December 9, 2021
In a recent case examining a purchase agreement’s post-closing purchase price adjustment provision, the Delaware Supreme Court held that the agreement demanded that the provision be applied correctly when determining the final purchase price, even if that application is inconsistent with prior practice.
Golden Rule Financial Corp. v. Shareholder Representative Services, LLC addressed a dispute between a buyer and a seller regarding the ultimate purchase price of the company at issue. The parties’ purchase agreement included a mechanism that called for the purchase price to be adjusted upward or downward after closing, depending on whether certain metrics fell short of or exceeded targets that the parties established at signing. In determining whether the adjustment would result in an additional payment to the seller or a credit back to the buyer, the agreement stated in relevant part that the purchase price adjustment would reflect a specified accounting standard — ASC 606 — which was already incorporated in the target company’s financial statements. Relevant to the parties’ dispute, the purchase agreement also stated that the purchase price adjustment would be prepared using “consistently applied” accounting principles.

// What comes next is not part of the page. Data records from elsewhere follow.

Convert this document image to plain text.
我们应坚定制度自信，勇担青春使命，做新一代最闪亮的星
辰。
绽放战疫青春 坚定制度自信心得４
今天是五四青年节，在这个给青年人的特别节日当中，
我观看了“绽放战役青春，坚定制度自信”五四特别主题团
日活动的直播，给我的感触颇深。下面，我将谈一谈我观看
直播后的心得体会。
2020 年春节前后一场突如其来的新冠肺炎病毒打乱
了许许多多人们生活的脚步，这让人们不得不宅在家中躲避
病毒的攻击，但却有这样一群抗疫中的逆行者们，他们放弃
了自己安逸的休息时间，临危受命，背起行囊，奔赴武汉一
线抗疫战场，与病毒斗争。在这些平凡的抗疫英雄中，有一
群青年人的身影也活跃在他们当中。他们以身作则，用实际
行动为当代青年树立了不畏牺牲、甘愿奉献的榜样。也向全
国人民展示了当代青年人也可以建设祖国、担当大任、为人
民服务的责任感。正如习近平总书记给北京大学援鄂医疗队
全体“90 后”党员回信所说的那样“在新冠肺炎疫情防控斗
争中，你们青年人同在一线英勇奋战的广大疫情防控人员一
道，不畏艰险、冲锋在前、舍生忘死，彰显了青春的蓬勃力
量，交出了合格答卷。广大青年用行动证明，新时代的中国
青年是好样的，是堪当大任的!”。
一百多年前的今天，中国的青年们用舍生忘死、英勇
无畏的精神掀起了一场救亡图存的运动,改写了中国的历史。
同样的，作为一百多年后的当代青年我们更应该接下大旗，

When calculating the post-closing purchase price adjustment, the buyer determined that the company had been consistently, but incorrectly, applying ASC 606 in its pre-closing financial statements. Using the correct application of ASC 606, the buyer calculated that the final purchase price would increase by several million dollars. Using the incorrect application the company used previously, the purchase price would decrease by several million dollars. The seller took the position that the correct application should be used. The buyer disagreed and sought relief by requesting that the Delaware Chancery Court find that the purchase agreement required a consistent, but incorrect, application of ASC 606.
The Chancery Court disagreed, and on Dec. 3, 2021, the Delaware Supreme Court affirmed. Given the plain language of the purchase agreement and the specific reference to the application of ASC 606, as opposed to the more general reference to the consistent application of accounting principles, the Supreme Court agreed with the Chancery Court’s determination that the focus on the term “consistently” ignored both the parties’ agreement to utilize ASC 606 and the fact that the agreed-upon accounting principles must also be “applied.” In affirming, the Supreme Court explained that blessing an incorrect application of ASC 606 would result in that standard “being left unapplied, despite the parties’ express agreement to apply ASC 606.” Essentially, allowing the parties to continue to incorrectly apply ASC 606, even if consistent with prior treatment, would result in its not being applied at all, contrary to the purchase agreement.
In light of the Delaware Supreme Court’s decision, parties to purchase agreements governed by Delaware law should pay close attention to clarity in drafting purchase price adjustment provisions and accurately calculating such adjustments. Buyers, in particular, should take steps to ensure during the diligence process that they understand how the target company prepares its financial statements.